Deeply moving, and written with pathos, unexpected beauty, and precision, this book transports the reader to the world of 1990s North Korea. Like all good fiction this collection is full of characters with real, tough stories: from the wife who struggles to make breakfast every day during a famine, to the factory supervisor who does his best not to denounce a family friend while staying on the party’s good side, to the mother who brings up her child in a world filled with frightening propaganda. These are profound and eye-opening stories that recall aspects of some Soviet writers.
The Accusation will be published in spring 2017.

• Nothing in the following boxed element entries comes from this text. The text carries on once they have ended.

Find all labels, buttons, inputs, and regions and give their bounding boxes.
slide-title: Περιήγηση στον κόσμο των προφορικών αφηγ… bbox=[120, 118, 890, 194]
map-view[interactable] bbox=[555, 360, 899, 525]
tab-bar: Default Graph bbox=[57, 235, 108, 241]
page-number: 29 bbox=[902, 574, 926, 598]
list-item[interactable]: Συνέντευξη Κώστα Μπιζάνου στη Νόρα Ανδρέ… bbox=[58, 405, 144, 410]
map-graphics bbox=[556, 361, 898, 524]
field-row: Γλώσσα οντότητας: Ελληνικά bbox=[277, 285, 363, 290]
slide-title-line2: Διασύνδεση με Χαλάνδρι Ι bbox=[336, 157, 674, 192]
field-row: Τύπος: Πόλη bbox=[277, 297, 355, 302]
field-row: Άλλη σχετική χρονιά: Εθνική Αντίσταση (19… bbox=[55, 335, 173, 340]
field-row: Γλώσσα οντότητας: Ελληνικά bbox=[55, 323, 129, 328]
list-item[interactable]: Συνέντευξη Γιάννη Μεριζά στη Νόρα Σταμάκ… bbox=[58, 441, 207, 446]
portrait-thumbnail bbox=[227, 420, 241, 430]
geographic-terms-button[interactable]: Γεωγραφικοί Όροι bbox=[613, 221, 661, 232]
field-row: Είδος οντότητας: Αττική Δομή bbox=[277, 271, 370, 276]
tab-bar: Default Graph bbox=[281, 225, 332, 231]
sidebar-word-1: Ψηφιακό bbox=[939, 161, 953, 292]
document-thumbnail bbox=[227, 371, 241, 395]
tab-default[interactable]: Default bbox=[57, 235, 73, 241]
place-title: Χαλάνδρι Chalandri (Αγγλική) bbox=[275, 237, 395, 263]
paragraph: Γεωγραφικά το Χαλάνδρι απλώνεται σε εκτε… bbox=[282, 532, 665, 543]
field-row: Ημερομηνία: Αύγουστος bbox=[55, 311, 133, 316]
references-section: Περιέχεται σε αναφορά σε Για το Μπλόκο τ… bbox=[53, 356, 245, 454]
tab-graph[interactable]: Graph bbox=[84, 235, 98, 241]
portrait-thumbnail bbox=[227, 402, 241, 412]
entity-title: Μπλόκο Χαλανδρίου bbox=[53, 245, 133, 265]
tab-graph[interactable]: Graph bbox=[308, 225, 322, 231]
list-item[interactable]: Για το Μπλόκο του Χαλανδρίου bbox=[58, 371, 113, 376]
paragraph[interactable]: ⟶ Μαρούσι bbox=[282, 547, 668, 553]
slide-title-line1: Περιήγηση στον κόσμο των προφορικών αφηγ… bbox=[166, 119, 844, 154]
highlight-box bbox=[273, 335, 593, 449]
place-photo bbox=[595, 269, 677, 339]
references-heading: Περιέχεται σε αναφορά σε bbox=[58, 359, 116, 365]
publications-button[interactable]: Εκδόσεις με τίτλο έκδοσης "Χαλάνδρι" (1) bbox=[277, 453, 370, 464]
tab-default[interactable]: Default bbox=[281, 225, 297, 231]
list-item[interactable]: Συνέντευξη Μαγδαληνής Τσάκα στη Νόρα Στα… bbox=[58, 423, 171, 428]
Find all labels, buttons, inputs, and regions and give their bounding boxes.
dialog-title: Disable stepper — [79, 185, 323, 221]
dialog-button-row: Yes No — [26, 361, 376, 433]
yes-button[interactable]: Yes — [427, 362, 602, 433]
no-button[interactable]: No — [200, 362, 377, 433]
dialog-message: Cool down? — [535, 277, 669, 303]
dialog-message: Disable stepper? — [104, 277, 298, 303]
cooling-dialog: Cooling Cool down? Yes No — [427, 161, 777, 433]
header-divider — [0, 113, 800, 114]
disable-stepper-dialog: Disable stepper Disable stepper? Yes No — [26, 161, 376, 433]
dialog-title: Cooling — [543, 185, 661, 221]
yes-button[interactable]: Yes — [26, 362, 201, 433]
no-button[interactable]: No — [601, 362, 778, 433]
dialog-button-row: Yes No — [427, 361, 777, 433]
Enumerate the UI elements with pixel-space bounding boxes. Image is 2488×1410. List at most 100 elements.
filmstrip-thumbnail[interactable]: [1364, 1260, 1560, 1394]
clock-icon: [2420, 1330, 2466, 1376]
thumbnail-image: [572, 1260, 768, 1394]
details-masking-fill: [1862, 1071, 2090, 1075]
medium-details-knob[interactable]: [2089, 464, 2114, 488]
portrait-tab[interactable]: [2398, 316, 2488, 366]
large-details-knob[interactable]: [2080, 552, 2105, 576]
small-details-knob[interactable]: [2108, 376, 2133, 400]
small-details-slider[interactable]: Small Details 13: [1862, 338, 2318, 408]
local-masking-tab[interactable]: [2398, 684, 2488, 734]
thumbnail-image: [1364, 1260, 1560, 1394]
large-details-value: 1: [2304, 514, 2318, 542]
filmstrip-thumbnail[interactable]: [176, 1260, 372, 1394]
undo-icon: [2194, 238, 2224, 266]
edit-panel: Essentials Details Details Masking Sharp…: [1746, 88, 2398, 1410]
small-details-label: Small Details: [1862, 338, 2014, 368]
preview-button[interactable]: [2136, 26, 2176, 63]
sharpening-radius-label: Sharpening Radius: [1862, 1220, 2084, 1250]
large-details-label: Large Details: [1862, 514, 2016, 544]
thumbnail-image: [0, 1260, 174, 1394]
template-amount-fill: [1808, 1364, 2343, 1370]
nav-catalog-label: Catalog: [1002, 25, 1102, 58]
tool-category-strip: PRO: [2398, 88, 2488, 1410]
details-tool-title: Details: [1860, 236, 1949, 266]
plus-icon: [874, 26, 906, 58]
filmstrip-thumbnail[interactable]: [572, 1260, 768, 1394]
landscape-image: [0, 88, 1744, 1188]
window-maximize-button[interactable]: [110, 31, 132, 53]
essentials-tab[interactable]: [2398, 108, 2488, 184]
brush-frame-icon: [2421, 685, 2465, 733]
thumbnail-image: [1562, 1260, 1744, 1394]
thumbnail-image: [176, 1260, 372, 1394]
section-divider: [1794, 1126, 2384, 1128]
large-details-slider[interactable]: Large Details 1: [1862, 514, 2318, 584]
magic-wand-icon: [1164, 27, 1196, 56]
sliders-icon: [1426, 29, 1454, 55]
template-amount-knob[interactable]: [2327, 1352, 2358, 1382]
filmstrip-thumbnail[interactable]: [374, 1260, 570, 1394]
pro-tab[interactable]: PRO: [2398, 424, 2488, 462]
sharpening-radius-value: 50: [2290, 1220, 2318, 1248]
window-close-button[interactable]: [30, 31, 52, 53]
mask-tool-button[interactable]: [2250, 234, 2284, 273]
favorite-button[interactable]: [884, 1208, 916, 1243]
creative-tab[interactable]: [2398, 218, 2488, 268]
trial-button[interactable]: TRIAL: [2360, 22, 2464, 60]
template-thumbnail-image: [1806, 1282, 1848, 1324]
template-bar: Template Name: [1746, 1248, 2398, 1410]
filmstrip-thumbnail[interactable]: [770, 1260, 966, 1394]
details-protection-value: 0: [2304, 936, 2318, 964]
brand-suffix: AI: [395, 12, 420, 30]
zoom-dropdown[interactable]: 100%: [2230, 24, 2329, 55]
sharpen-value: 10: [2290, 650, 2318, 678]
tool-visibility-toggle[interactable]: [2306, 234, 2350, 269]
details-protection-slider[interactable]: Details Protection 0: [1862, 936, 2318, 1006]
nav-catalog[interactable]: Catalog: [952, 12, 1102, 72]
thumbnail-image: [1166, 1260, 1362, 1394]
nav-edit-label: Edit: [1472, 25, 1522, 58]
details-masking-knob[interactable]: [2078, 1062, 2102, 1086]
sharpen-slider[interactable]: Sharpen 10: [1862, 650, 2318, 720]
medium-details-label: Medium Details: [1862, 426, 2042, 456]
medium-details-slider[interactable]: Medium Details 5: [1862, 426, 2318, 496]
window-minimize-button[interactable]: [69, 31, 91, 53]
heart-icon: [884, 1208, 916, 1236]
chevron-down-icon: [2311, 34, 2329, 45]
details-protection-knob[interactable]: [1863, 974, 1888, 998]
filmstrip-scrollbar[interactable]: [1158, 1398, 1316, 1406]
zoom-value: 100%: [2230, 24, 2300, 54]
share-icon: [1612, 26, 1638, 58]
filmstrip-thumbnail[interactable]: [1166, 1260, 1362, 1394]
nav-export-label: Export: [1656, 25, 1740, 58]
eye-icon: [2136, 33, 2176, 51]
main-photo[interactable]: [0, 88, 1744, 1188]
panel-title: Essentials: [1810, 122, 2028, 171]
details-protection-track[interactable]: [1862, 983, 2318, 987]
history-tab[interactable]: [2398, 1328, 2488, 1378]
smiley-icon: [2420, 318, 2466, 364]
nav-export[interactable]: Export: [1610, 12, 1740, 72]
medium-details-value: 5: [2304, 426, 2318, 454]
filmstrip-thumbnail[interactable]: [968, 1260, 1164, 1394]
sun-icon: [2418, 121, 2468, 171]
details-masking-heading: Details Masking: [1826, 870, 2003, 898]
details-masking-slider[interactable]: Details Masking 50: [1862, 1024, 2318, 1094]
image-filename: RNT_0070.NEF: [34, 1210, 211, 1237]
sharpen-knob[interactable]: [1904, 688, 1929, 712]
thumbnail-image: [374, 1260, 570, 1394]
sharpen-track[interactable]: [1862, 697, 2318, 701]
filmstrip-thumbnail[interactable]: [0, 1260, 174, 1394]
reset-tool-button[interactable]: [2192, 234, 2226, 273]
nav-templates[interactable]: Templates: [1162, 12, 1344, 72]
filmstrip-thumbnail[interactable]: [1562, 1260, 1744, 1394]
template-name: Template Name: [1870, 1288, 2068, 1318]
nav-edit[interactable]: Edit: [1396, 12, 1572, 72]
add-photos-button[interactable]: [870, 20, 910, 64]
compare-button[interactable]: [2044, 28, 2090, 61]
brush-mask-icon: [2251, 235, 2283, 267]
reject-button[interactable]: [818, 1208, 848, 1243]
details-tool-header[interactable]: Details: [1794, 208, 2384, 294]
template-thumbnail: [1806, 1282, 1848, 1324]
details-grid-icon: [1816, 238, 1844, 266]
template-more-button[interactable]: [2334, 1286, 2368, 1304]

Hannah Westland, Serpent’s Tail publisher, said: ‘There’s such an informational black hole around North Korea that anything that slips across the 38th parallel deserves attention. But The Accusation isn’t just a book with a good story behind it: in fact, it’s a collection of perfectly crafted novellas that, like Solzhenitsyn’s work, speak with the dissident’s authority and truth-to-power directness. They have a classical construction that makes you think back to the great early practitioners of the form – Gogol, Maupassant, Chekov even; an absurdist approach to satire that recalls Ionesco’s Rhinoceros; and a biting wit that reminds you of that other great Russian literary dissident, Mikhail Bulgakov. Of course, the fact that Bandi has almost certainly never had access to either of these two latter writers underlines the quality of his own work. We look forward to working with Grove in the US and Bandi’s international publishers to ensure this groundbreaking book is one of the major publishing events of 2017′.